Al principio, Justo Fabián Yaipén le escribía mensajes por WhatsApp, los cuales cada vez se hacían más frecuentes. La iba a ver a su lugar de trabajo y se quedaba observándola.

También le dirigía frases en alusión a su físico como “qué buenas piernas tienes”.

Le preguntaba a qué hora salía de sus clases por la noche. “Todo un control dentro y fuera del trabajo. Intentó besarme un día que estaba por recoger mis cosas al salir de mi turno, en un ambiente que es solo para los trabajadores. Todo esto lo comuniqué hasta en tres ocasiones a mi jefe inmediato, pero solo procedieron a su rotación a otro gimnasio municipal cuando puse la denuncia en la comisaría”, narra Lucero.

“La están utilizando”

“Niego tajantemente lo que esa señorita señala. Yo nunca la he querido besar a la fuerza. Soy un trabajador de más de 30 años en el municipio. Seguro a la señorita la están utilizando políticamente, le habrán ofrecido algo algunos candidatos a regidores con quienes la he visto y por eso sale con esta acusación”, dice en su defensa el denunciado Justo Fabián Yaipén.

Niega que le haya enviado mensajes por WhatsApp, pero existen capturas de pantalla donde se leen frases como “no puedo dejar de verte”.

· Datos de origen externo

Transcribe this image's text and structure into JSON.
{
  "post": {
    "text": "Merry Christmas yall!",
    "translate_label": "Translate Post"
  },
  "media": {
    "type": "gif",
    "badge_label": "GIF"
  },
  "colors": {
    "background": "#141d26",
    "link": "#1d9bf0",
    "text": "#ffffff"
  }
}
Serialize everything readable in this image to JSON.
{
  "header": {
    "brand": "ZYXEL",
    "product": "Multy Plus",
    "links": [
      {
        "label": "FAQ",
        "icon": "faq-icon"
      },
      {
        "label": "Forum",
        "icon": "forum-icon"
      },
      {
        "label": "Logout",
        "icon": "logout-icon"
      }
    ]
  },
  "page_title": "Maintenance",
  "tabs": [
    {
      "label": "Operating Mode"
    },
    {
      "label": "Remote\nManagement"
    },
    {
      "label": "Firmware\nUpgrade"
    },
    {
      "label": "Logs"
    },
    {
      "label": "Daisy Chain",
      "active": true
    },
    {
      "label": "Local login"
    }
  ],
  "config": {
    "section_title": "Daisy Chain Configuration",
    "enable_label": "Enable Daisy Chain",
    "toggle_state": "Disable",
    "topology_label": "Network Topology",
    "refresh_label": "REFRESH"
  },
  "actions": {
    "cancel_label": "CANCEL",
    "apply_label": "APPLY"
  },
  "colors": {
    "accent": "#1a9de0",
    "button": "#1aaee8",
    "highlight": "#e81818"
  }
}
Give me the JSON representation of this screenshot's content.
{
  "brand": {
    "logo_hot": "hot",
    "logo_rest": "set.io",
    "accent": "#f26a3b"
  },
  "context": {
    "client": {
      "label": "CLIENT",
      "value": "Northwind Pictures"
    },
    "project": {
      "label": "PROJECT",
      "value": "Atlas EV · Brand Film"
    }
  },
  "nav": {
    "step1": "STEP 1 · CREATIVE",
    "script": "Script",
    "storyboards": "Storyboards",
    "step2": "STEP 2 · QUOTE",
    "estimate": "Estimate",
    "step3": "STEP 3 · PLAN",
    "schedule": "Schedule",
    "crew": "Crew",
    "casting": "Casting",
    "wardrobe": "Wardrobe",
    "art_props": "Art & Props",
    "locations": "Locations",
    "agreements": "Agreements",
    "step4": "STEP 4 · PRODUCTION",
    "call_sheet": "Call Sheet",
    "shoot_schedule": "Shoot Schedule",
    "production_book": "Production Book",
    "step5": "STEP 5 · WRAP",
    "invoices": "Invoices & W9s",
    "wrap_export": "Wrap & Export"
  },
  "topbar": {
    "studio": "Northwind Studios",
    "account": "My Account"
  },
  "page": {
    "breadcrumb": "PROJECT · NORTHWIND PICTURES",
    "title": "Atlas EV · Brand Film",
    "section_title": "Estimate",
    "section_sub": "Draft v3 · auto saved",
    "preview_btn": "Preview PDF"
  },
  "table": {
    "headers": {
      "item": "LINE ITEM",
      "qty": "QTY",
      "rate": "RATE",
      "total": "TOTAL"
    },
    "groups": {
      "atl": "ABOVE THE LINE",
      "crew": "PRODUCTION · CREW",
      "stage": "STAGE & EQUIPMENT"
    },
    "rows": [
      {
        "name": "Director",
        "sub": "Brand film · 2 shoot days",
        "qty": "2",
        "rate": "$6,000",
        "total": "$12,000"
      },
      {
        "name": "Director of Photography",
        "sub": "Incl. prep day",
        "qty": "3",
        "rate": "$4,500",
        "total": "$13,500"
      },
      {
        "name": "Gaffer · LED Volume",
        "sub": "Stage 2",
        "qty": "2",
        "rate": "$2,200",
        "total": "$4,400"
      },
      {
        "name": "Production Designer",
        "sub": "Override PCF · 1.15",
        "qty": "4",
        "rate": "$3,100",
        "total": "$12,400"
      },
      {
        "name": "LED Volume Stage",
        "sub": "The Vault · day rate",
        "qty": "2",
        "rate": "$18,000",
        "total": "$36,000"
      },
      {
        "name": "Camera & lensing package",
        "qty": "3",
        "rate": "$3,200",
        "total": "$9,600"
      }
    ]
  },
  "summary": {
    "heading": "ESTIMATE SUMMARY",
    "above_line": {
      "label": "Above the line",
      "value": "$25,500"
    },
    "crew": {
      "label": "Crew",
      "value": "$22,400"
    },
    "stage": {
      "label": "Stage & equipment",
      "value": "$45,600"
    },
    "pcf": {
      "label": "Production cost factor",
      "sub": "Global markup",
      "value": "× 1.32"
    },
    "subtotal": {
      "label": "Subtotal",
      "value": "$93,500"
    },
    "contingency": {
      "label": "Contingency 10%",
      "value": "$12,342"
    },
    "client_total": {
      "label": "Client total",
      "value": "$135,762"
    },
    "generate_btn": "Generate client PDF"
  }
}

Desde la Municipalidad de San Isidro han rechazado esta situación y mediante un comunicado informan que Fabián Yaipén ha sido derivado a otra área hasta que se hallen responsabilidades.

Amenazada de muerte

Una pesadilla parecida es la que vive Daniela Quintanilla, estudiante de ingeniería civil de la universidad Inca Garcilaso de la Vega.

Su caso ha merecido la indignación de sus compañeros y profesores, y recién esta semana una respuesta del Ministerio Público.

Ella denuncia el acoso y las amenazas de muerte de parte de su compañero de clase Joseph Juan Padilla Matos.

Y pese a las denuncias ante la comisaría de Lince, este sujeto sigue con las amenazas. La Defensoría del Pueblo atendió el caso y sugirió que la vivienda de Daniela sea vigilada.

Las autoridades universitarias, en tanto, decidieron expulsar a Padilla Matos, pero Daniela sigue estando vulnerable. Lo más sorprendente es que, pese a la evidencia, el Cuarto Juzgado de Familia de Lima le negó a esta joven la protección que solicitaba.

¿Qué debe ocurrir para que las mujeres sean escuchadas?